Glencore chiefs try to reassure investors

Companies September 30, 2015 by Lee Wild

Glencore (GLEN) has already had a week to forget. Investec's research note claiming the shares could be worthless if commodity prices do not improve wiped out a third of the miner and metal trader's value.

Glencore's debt concerns were dismissed by rival brokers a day later, who tipped the shares up to a staggering 450p. That makes Glencore either a raging sell, or bargain of the century. Right now, it's unclear which it is.

Still, Glencore has been hounded by journalists demanding more detail. It's why Glencore issued a brief statement on Wednesday in an effort to address market concerns and restore some sort of order to the share price.

Remember, Glencore shares traded above 300p in May and 250p over the summer.

GLENCORE'S STATEMENT IN FULL

"Glencore has taken proactive steps to position our company to withstand current commodity market conditions.

"Our business remains operationally and financially robust - we have positive cash flow, good liquidity and absolutely no solvency issues.

"We are getting on and delivering a suite of measures to reduce our debt levels by up to US$10.2 billion [£6.72 billion].

"Glencore has no debt covenants and continues to retain strong lines of credit and secure access to funding ‎thanks to long-term relationships we have with the banks.

"We remain focused on running efficient, low cost and safe operations and are confident the medium and long-term fundamentals of the commodities we produce and market remain strong into the future."

Glencore share price chart

Glencore share price chart

Whatever Glencore says, the shares are likely to remain under pressure given the enormous debt overhang - even if the firm does reduce its debt mountain by $10.2 billion it will be saddled with about $20 billion of borrowings.

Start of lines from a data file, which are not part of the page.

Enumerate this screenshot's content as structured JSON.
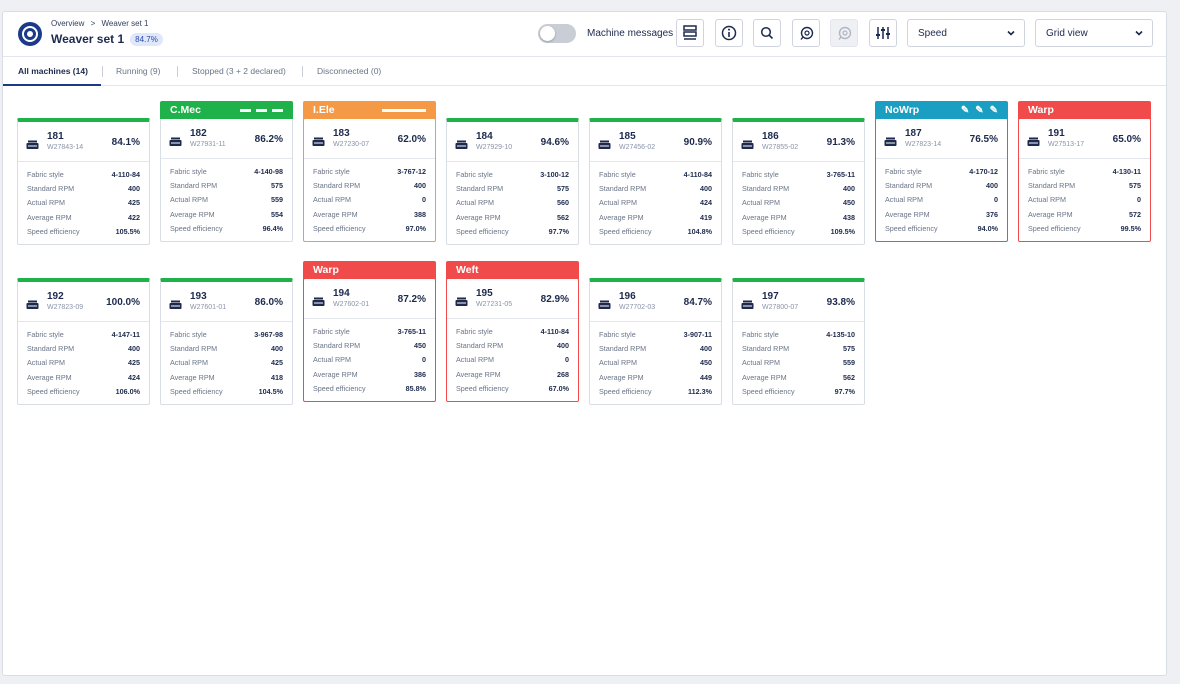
{
  "header": {
    "breadcrumb": [
      "Overview",
      ">",
      "Weaver set 1"
    ],
    "title": "Weaver set 1",
    "title_badge": "84.7%",
    "machine_messages_label": "Machine messages",
    "speed_select": "Speed",
    "view_select": "Grid view"
  },
  "tabs": [
    {
      "label": "All machines (14)"
    },
    {
      "label": "Running (9)"
    },
    {
      "label": "Stopped (3 + 2 declared)"
    },
    {
      "label": "Disconnected (0)"
    }
  ],
  "row_labels": {
    "fabric": "Fabric style",
    "std": "Standard RPM",
    "act": "Actual RPM",
    "avg": "Average RPM",
    "eff": "Speed efficiency"
  },
  "colors": {
    "running": "#1fb24a",
    "mech": "#1fb24a",
    "elec": "#f49a47",
    "nowarp": "#1a9fc2",
    "stop": "#f04a4a",
    "brand": "#1b3a8a"
  },
  "machines": [
    {
      "no": "181",
      "code": "W27843-14",
      "pct": "84.1%",
      "status": "",
      "fabric": "4-110-84",
      "std": "400",
      "act": "425",
      "avg": "422",
      "eff": "105.5%"
    },
    {
      "no": "182",
      "code": "W27931-11",
      "pct": "86.2%",
      "status": "C.Mec",
      "fabric": "4-140-98",
      "std": "575",
      "act": "559",
      "avg": "554",
      "eff": "96.4%"
    },
    {
      "no": "183",
      "code": "W27230-07",
      "pct": "62.0%",
      "status": "I.Ele",
      "fabric": "3-767-12",
      "std": "400",
      "act": "0",
      "avg": "388",
      "eff": "97.0%"
    },
    {
      "no": "184",
      "code": "W27929-10",
      "pct": "94.6%",
      "status": "",
      "fabric": "3-100-12",
      "std": "575",
      "act": "560",
      "avg": "562",
      "eff": "97.7%"
    },
    {
      "no": "185",
      "code": "W27456-02",
      "pct": "90.9%",
      "status": "",
      "fabric": "4-110-84",
      "std": "400",
      "act": "424",
      "avg": "419",
      "eff": "104.8%"
    },
    {
      "no": "186",
      "code": "W27855-02",
      "pct": "91.3%",
      "status": "",
      "fabric": "3-765-11",
      "std": "400",
      "act": "450",
      "avg": "438",
      "eff": "109.5%"
    },
    {
      "no": "187",
      "code": "W27823-14",
      "pct": "76.5%",
      "status": "NoWrp",
      "fabric": "4-170-12",
      "std": "400",
      "act": "0",
      "avg": "376",
      "eff": "94.0%"
    },
    {
      "no": "191",
      "code": "W27513-17",
      "pct": "65.0%",
      "status": "Warp",
      "fabric": "4-130-11",
      "std": "575",
      "act": "0",
      "avg": "572",
      "eff": "99.5%"
    },
    {
      "no": "192",
      "code": "W27823-09",
      "pct": "100.0%",
      "status": "",
      "fabric": "4-147-11",
      "std": "400",
      "act": "425",
      "avg": "424",
      "eff": "106.0%"
    },
    {
      "no": "193",
      "code": "W27601-01",
      "pct": "86.0%",
      "status": "",
      "fabric": "3-967-98",
      "std": "400",
      "act": "425",
      "avg": "418",
      "eff": "104.5%"
    },
    {
      "no": "194",
      "code": "W27602-01",
      "pct": "87.2%",
      "status": "Warp",
      "fabric": "3-765-11",
      "std": "450",
      "act": "0",
      "avg": "386",
      "eff": "85.8%"
    },
    {
      "no": "195",
      "code": "W27231-05",
      "pct": "82.9%",
      "status": "Weft",
      "fabric": "4-110-84",
      "std": "400",
      "act": "0",
      "avg": "268",
      "eff": "67.0%"
    },
    {
      "no": "196",
      "code": "W27702-03",
      "pct": "84.7%",
      "status": "",
      "fabric": "3-907-11",
      "std": "400",
      "act": "450",
      "avg": "449",
      "eff": "112.3%"
    },
    {
      "no": "197",
      "code": "W27800-07",
      "pct": "93.8%",
      "status": "",
      "fabric": "4-135-10",
      "std": "575",
      "act": "559",
      "avg": "562",
      "eff": "97.7%"
    }
  ]
}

The company is currently worth $16.5 billion.

Commodity prices remain glued to multi-year lows and talk about some kind of recession in 2016, probably led by China, is growing louder by the day. Even if China avoids a hard landing, the likelihood that metal prices will improve markedly any time soon is slim.

And Glencore's statement hardly fills one with confidence. There are certainly no promises here, and you get the feeling they should insert 'for now' liberally in the text.

Still, ongoing speculation and debate will make Glencore shares a favourite with day traders. More risk-averse investors might prefer to watch the show from the stands. This could get ugly.